LEONIDAS, king of Sparta, the seventeenth of the Agiad line. He succeeded, probably in 489 or 488 B.C., his half-brother Cleomenes, whose daughter Gorgo he married. In 480 he was sent with about 7000 men to hold the pass of Thermopylae against the army of Xerxes. The smallness of the force was, according to a current story, due to the fact that he was deliberately going to his doom, an oracle having foretold that Sparta could be saved only by the death of one of its kings: in reality it seems rather that the ephors supported the scheme half-heartedly, their policy being to concentrate the Greek forces at the Isthmus. Leonidas repulsed the frontal attacks of the Persians, but when the Malian Ephialtes led the Persian general Hydarnes by a mountain track to the rear of the Greeks he divided his army, himself remaining in the pass with 300 Spartiates, 700 Thespians and 400 Thebans. Perhaps he hoped to surround Hydarnes’ force: if so, the movement failed, and the little Greek army, attacked from both sides, was cut down to a man save the Thebans, who are said to have surrendered. Leonidas fell in the thickest of the fight; his head was afterwards cut off by Xerxes’ order and his body crucified. Our knowledge of the circumstances is too slight to enable us to judge of Leonidas’s strategy, but his heroism and devotion secured him an almost unique place in the imagination not only of his own but also of succeeding times.

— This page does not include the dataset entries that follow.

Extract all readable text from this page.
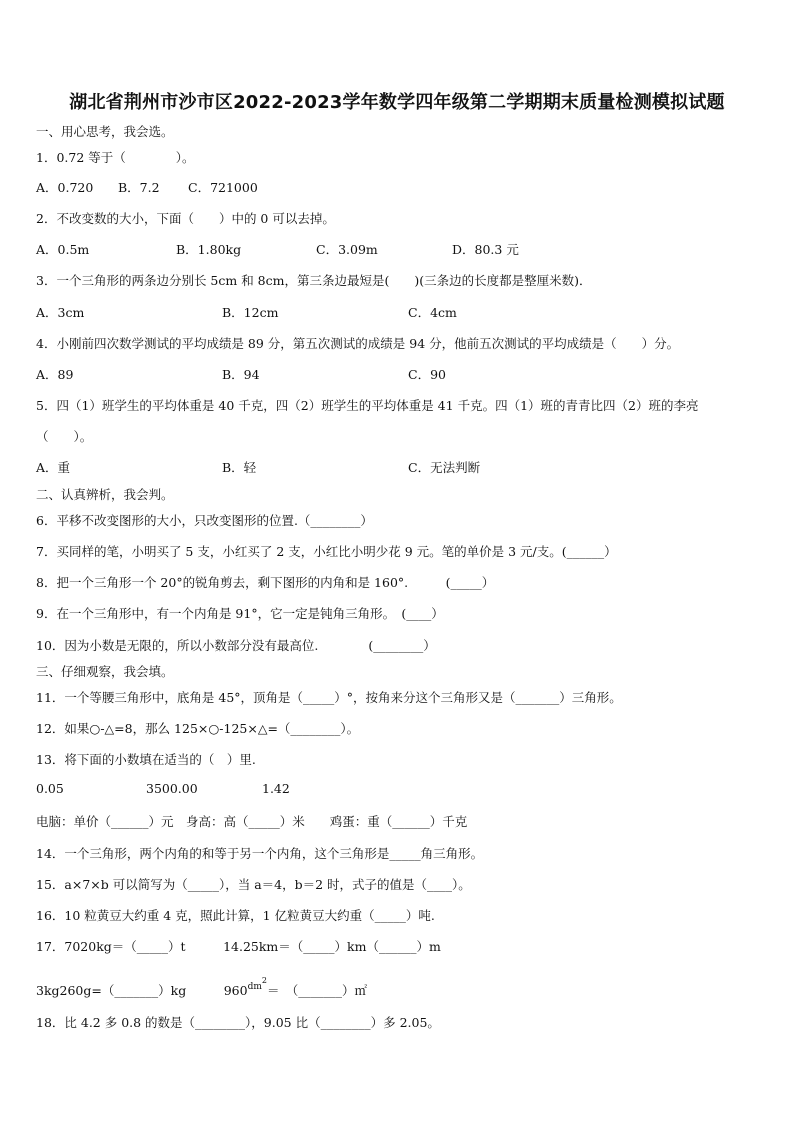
湖北省荆州市沙市区2022-2023学年数学四年级第二学期期末质量检测模拟试题
一、用心思考，我会选。
1．0.72 等于（　　　　）。
A．0.720 B．7.2 C．721000
2．不改变数的大小，下面（　　）中的 0 可以去掉。
A．0.5m	B．1.80kg	C．3.09m	D．80.3 元
3．一个三角形的两条边分别长 5cm 和 8cm，第三条边最短是(　　)(三条边的长度都是整厘米数)．
A．3cm	B．12cm	C．4cm
4．小刚前四次数学测试的平均成绩是 89 分，第五次测试的成绩是 94 分，他前五次测试的平均成绩是（　　）分。
A．89	B．94	C．90
5．四（1）班学生的平均体重是 40 千克，四（2）班学生的平均体重是 41 千克。四（1）班的青青比四（2）班的李亮
（　　）。
A．重	B．轻	C．无法判断
二、认真辨析，我会判。
6．平移不改变图形的大小，只改变图形的位置.（________）
7．买同样的笔，小明买了 5 支，小红买了 2 支，小红比小明少花 9 元。笔的单价是 3 元/支。(______）
8．把一个三角形一个 20°的锐角剪去，剩下图形的内角和是 160°.　　　(_____）
9．在一个三角形中，有一个内角是 91°，它一定是钝角三角形。　(____）
10．因为小数是无限的，所以小数部分没有最高位.　　　　(________）
三、仔细观察，我会填。
11．一个等腰三角形中，底角是 45°，顶角是（_____）°，按角来分这个三角形又是（_______）三角形。
12．如果○-△=8，那么 125×○-125×△=（________）。
13．将下面的小数填在适当的（　）里.
0.05	3500.00	1.42
电脑：单价（______）元　身高：高（_____）米　　鸡蛋：重（______）千克
14．一个三角形，两个内角的和等于另一个内角，这个三角形是_____角三角形。
15．a×7×b 可以简写为（_____），当 a＝4，b＝2 时，式子的值是（____）。
16．10 粒黄豆大约重 4 克，照此计算，1 亿粒黄豆大约重（_____）吨.
17．7020kg＝（_____）t　　　14.25km＝（_____）km（______）m
3kg260g=（_______）kg　　　$960^{dm2}=$　（_______）㎡
18．比 4.2 多 0.8 的数是（________），9.05 比（________）多 2.05。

See Herodotus v. 39-41, vii. 202-225, 238, ix. 10; Diodorus xi. 4-11; Plutarch, Apophthegm. Lacon.; de malignitate Herodoti, 28-33; Pausanias i. 13, iii. 3, 4; Isocrates, Paneg. 92; Lycurgus, c. Leocr. 110, 111; Strabo i. 10, ix. 429; Aelian, Var. hist. iii. 25; Cicero, Tusc. disput. i. 42, 49; de Finibus, ii. 30; Cornelius Nepos, Themistocles, 3; Valerius Maximus iii. 2; Justin ii. 11. For modern criticism on the battle of Thermopylae see G. B. Grundy, The Great Persian War (1901); G. Grote, History of Greece, part ii., c. 40; E. Meyer, Geschichte des Altertums, iii., §§ 219, 220; G. Busolt, Griechische Geschichte, 2nd ed., ii. 666-688; J. B. Bury, “The Campaign of Artemisium and Thermopylae,” in British School Annual, ii. 83 seq.; J. A. R. Munro, “Some Observations on the Persian Wars, II.,” in Journal of Hellenic Studies, xxii. 294-332.